Semmelweis et Céline

C’est à l’occasion de la réédition de Semmelweis dans la collection "L’Imaginaire" (Gallimard, 1999) que la revue Le Concours médical a, sous la plume de Francis Klotz, consacré cet article à cette grande figure de la médecine que Louis Destouches choisit en 1924 comme sujet pour sa thèse de doctorat en médecine. Évocation toujours d’actualité selon cet éminent praticien, chef d’un service de pathologie digestive en Bretagne.

 

Louis-Ferdinand Céline, écrivain et médecin, brossa un tableau morbide et cru de l'homme et de la société de la première moitié du XXe siècle. Avec un style truculent et un regard d'écorché vif, il tenta de transmettre cette vision blessée de la société à ses lecteurs et d'exprimer des idées contestées et contestables, basculant dans le délire provocateur à la fin de sa vie.

Le début de son œuvre fut marqué de manière originale par la rédaction d'une thèse de doctorat en médecine, soutenue à la faculté de Paris en 1924 sur La vie et I'œuvre de Philippe Ignace Semmelweis.

La réédition de cette œuvre 1 vient fort à propos, à l'heure où les Comités de lutte contre les infections nosocomiales (CLIN) assurent et contrôlent l'hygiène hospitalière pour tenter d'infléchir certaines conséquences nuisibles de la médecine hospitalière moderne.

Nous sommes heureusement bien loin de l'obscurantisme vécu il y a à peine plus de cent ans par Semmelweis.

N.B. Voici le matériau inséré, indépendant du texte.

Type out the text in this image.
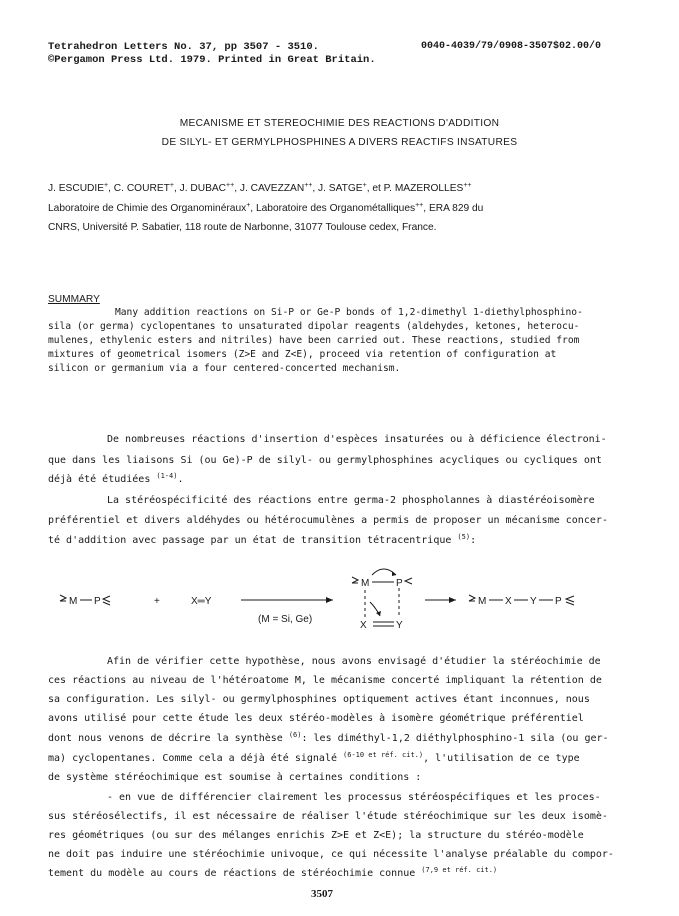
Tetrahedron Letters No. 37, pp 3507 - 3510.
©Pergamon Press Ltd. 1979. Printed in Great Britain.
0040-4039/79/0908-3507$02.00/0
MECANISME ET STEREOCHIMIE DES REACTIONS D'ADDITION
DE SILYL- ET GERMYLPHOSPHINES A DIVERS REACTIFS INSATURES
J. ESCUDIE+, C. COURET+, J. DUBAC++, J. CAVEZZAN++, J. SATGE+, et P. MAZEROLLES++
Laboratoire de Chimie des Organominéraux+, Laboratoire des Organométalliques++, ERA 829 du
CNRS, Université P. Sabatier, 118 route de Narbonne, 31077 Toulouse cedex, France.
SUMMARY
Many addition reactions on Si-P or Ge-P bonds of 1,2-dimethyl 1-diethylphosphino-
sila (or germa) cyclopentanes to unsaturated dipolar reagents (aldehydes, ketones, heterocu-
mulenes, ethylenic esters and nitriles) have been carried out. These reactions, studied from
mixtures of geometrical isomers (Z>E and Z<E), proceed via retention of configuration at
silicon or germanium via a four centered-concerted mechanism.
De nombreuses réactions d'insertion d'espèces insaturées ou à déficience électroni-
que dans les liaisons Si (ou Ge)-P de silyl- ou germylphosphines acycliques ou cycliques ont
déjà été étudiées $^{(1-4)}$.
La stéréospécificité des réactions entre germa-2 phospholannes à diastéréoisomère
préférentiel et divers aldéhydes ou hétérocumulènes a permis de proposer un mécanisme concer-
té d'addition avec passage par un état de transition tétracentrique $^{(5)}$:
M P	+	X═Y
(M = Si, Ge)
M	P
X	Y
M X Y P
Afin de vérifier cette hypothèse, nous avons envisagé d'étudier la stéréochimie de
ces réactions au niveau de l'hétéroatome M, le mécanisme concerté impliquant la rétention de
sa configuration. Les silyl- ou germylphosphines optiquement actives étant inconnues, nous
avons utilisé pour cette étude les deux stéréo-modèles à isomère géométrique préférentiel
dont nous venons de décrire la synthèse $^{(6)}$: les diméthyl-1,2 diéthylphosphino-1 sila (ou ger-
ma) cyclopentanes. Comme cela a déjà été signalé $^{(6-10 et réf. cit.)}$, l'utilisation de ce type
de système stéréochimique est soumise à certaines conditions :
- en vue de différencier clairement les processus stéréospécifiques et les proces-
sus stéréosélectifs, il est nécessaire de réaliser l'étude stéréochimique sur les deux isomè-
res géométriques (ou sur des mélanges enrichis Z>E et Z<E); la structure du stéréo-modèle
ne doit pas induire une stéréochimie univoque, ce qui nécessite l'analyse préalable du compor-
tement du modèle au cours de réactions de stéréochimie connue $^{(7,9 et réf. cit.)}$
3507
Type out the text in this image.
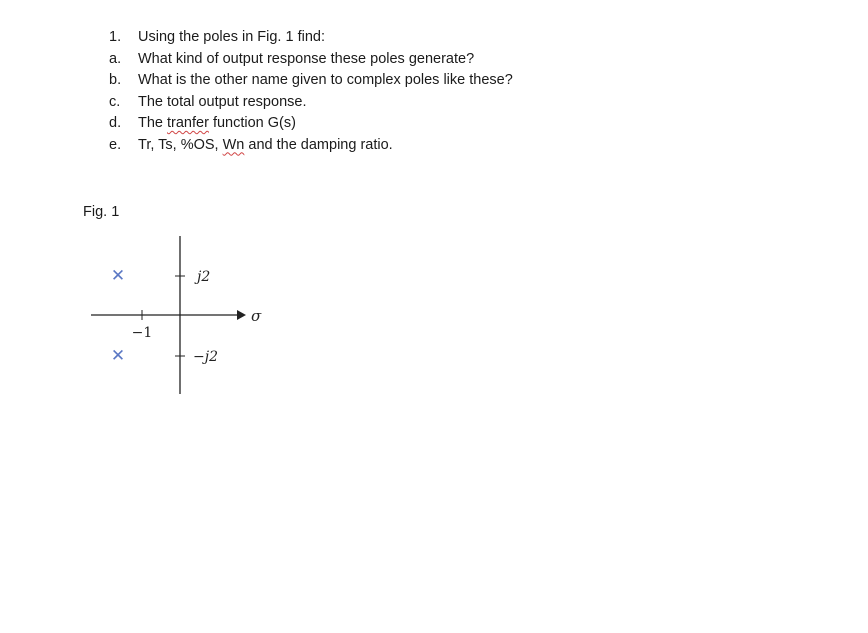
1.	Using the poles in Fig. 1 find:
a.	What kind of output response these poles generate?
b.	What is the other name given to complex poles like these?
c.	The total output response.
d.	The tranfer function G(s)
e.	Tr, Ts, %OS, Wn and the damping ratio.
Fig. 1
σ
−1
j2
−j2
✕
✕
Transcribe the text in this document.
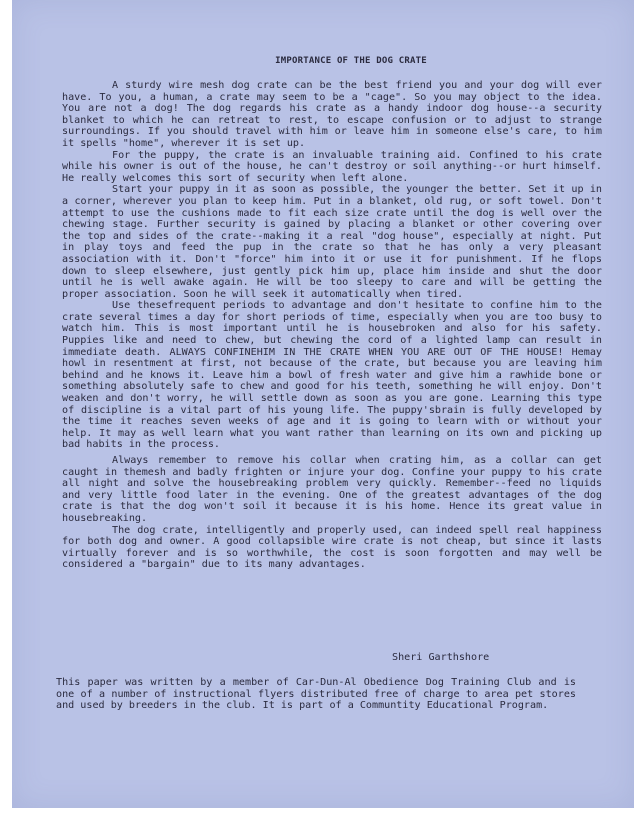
IMPORTANCE OF THE DOG CRATE

A sturdy wire mesh dog crate can be the best friend you and your dog will ever have. To you, a human, a crate may seem to be a "cage". So you may object to the idea. You are not a dog! The dog regards his crate as a handy indoor dog house--a security blanket to which he can retreat to rest, to escape confusion or to adjust to strange surroundings. If you should travel with him or leave him in someone else's care, to him it spells "home", wherever it is set up.

For the puppy, the crate is an invaluable training aid. Confined to his crate while his owner is out of the house, he can't destroy or soil anything--or hurt himself. He really welcomes this sort of security when left alone.

Start your puppy in it as soon as possible, the younger the better. Set it up in a corner, wherever you plan to keep him. Put in a blanket, old rug, or soft towel. Don't attempt to use the cushions made to fit each size crate until the dog is well over the chewing stage. Further security is gained by placing a blanket or other covering over the top and sides of the crate--making it a real "dog house", especially at night. Put in play toys and feed the pup in the crate so that he has only a very pleasant association with it. Don't "force" him into it or use it for punishment. If he flops down to sleep elsewhere, just gently pick him up, place him inside and shut the door until he is well awake again. He will be too sleepy to care and will be getting the proper association. Soon he will seek it automatically when tired.

Use thesefrequent periods to advantage and don't hesitate to confine him to the crate several times a day for short periods of time, especially when you are too busy to watch him. This is most important until he is housebroken and also for his safety. Puppies like and need to chew, but chewing the cord of a lighted lamp can result in immediate death. ALWAYS CONFINEHIM IN THE CRATE WHEN YOU ARE OUT OF THE HOUSE! Hemay howl in resentment at first, not because of the crate, but because you are leaving him behind and he knows it. Leave him a bowl of fresh water and give him a rawhide bone or something absolutely safe to chew and good for his teeth, something he will enjoy. Don't weaken and don't worry, he will settle down as soon as you are gone. Learning this type of discipline is a vital part of his young life. The puppy'sbrain is fully developed by the time it reaches seven weeks of age and it is going to learn with or without your help. It may as well learn what you want rather than learning on its own and picking up bad habits in the process.

Always remember to remove his collar when crating him, as a collar can get caught in themesh and badly frighten or injure your dog. Confine your puppy to his crate all night and solve the housebreaking problem very quickly. Remember--feed no liquids and very little food later in the evening. One of the greatest advantages of the dog crate is that the dog won't soil it because it is his home. Hence its great value in housebreaking.

The dog crate, intelligently and properly used, can indeed spell real happiness for both dog and owner. A good collapsible wire crate is not cheap, but since it lasts virtually forever and is so worthwhile, the cost is soon forgotten and may well be considered a "bargain" due to its many advantages.

Sheri Garthshore

This paper was written by a member of Car-Dun-Al Obedience Dog Training Club and is one of a number of instructional flyers distributed free of charge to area pet stores and used by breeders in the club. It is part of a Communtity Educational Program.
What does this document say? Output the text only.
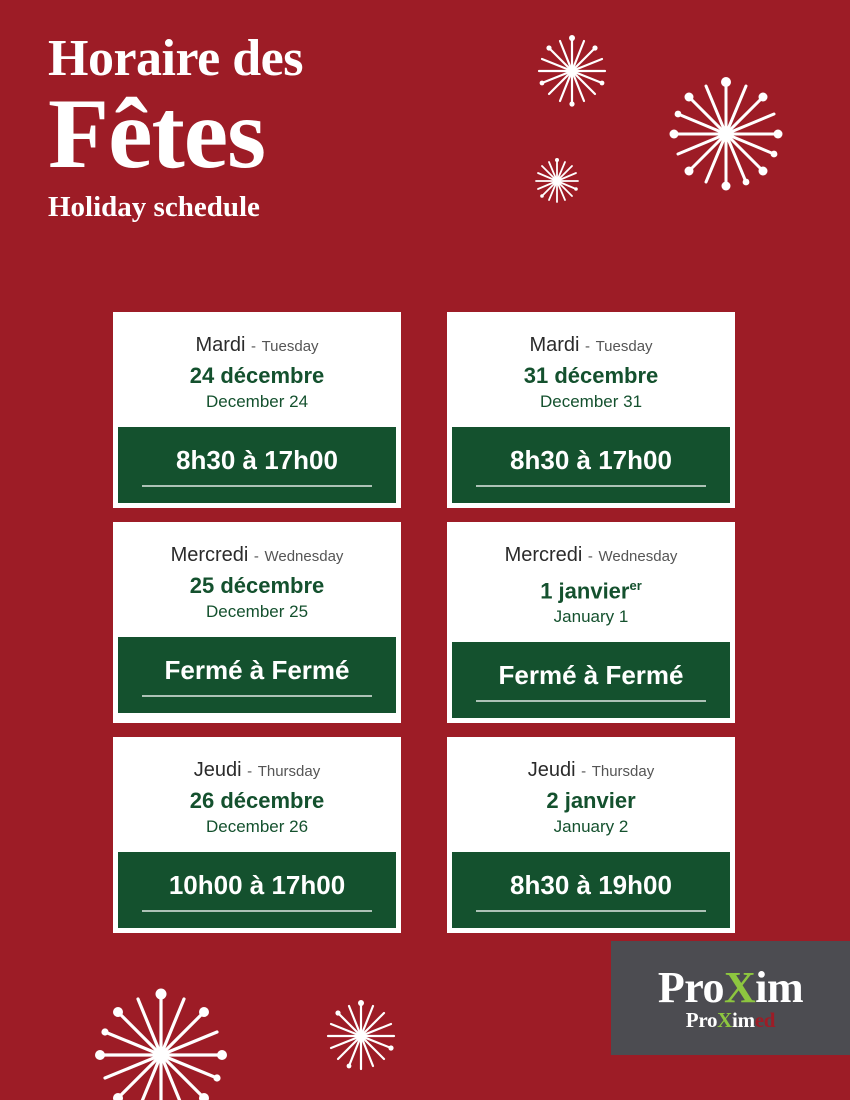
Horaire des
Fêtes
Holiday schedule
Mardi - Tuesday
24 décembre
December 24
8h30 à 17h00
Mardi - Tuesday
31 décembre
December 31
8h30 à 17h00
Mercredi - Wednesday
25 décembre
December 25
Fermé à Fermé
Mercredi - Wednesday
1 janvier$^{er}$
January 1
Fermé à Fermé
Jeudi - Thursday
26 décembre
December 26
10h00 à 17h00
Jeudi - Thursday
2 janvier
January 2
8h30 à 19h00
ProXim
ProXimed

Étudiant hongrois, il quitta Budapest pour apprendre la médecine à Vienne. Il eut des maîtres prestigieux : Skoda en clinique et Rokitansky en anatomie pathologique. Nommé maître en chirurgie en 1846, il devint professeur assistant de Klin, qui régnait sur une grande maternité de la ville de Vienne. Céline décrit avec brio, dans un style inimitable, la "danse macabre" de la fièvre puerpérale dans les maternités de la capitale autrichienne. Cette véritable hécatombe fauchait un pourcentage effrayant de jeunes femmes atteintes par cette fièvre des accouchées.

Semmelweis, avec perspicacité, mit au jour pour la première fois le rôle de la transmission manuportée du "processus pathogène". Les étudiants en médecine qui venaient examiner les femmes en travail après avoir disséqué des cadavres, sans s'être lavé les mains, furent désignés comme responsables. Il constata que les femmes examinées par les élèves sages-femmes, qui n'avaient pas accès à la salle d'anatomie, étaient beaucoup moins souvent atteintes par la fièvre puerpérale. Il nota également que les femmes qui accouchaient dans la rue, de peur de mourir à l'hôpital, étaient épargnées par la maladie.

Semmelweis, déterminé, engagea le combat pour que les étudiants et les médecins accoucheurs se lavent les mains avec une solution de chlorure de chaux avant d'examiner les patientes. Il eut immédiatement des résultats spectaculaires sur la mortalité, mais se heurta violemment au mandarinat obscurantiste des maîtres de l'obstétrique viennoise et subit toutes les vexations, y compris le sabotage de sa méthode.

Semmelweis était un être passionné et caractériel, persuadé de détenir la vérité. Il campa sur ses positions, seul contre tous, et sombra peu à peu dans la folie, finissant par se blesser volontairement lors d'une dissection. Il mourut, délirant, de "pourriture hospitalière" dans un asile d'aliénés ! Ce combat du précurseur de l'antisepsie, cette triste histoire humaine sont brossés de manière inimitable par Louis-Ferdinand Céline.

En cette période d'accréditation de nos structures hospitalières, la lutte contre les infections nosocomiales et la mise en place des moyens d'une hygiène hospitalière efficace sont des sésames incontournables. Les mots "vigilance" et "traçabilité" sont devenus notre quotidien, mais la rigidité des procédures ne doit pas nous faire oublier la clairvoyance de "veilleur de la société" que nous devons garder.

 

Francis KLOTZ

(HIA Clermont-Tonnerre, Brest-Naval)

1. L.-F. Céline. Semmelweis (préface inédite de Philippe Sollers), Éd. Gallimard, coll. "L’Imaginaire", 1999, 128 p. Cette édition comporte une utile bibliographie sur Semmelweis établie par Jean-Pierre Dauphin et Henri Godard, ainsi que différents textes parus après la soutenance de la thèse célinienne.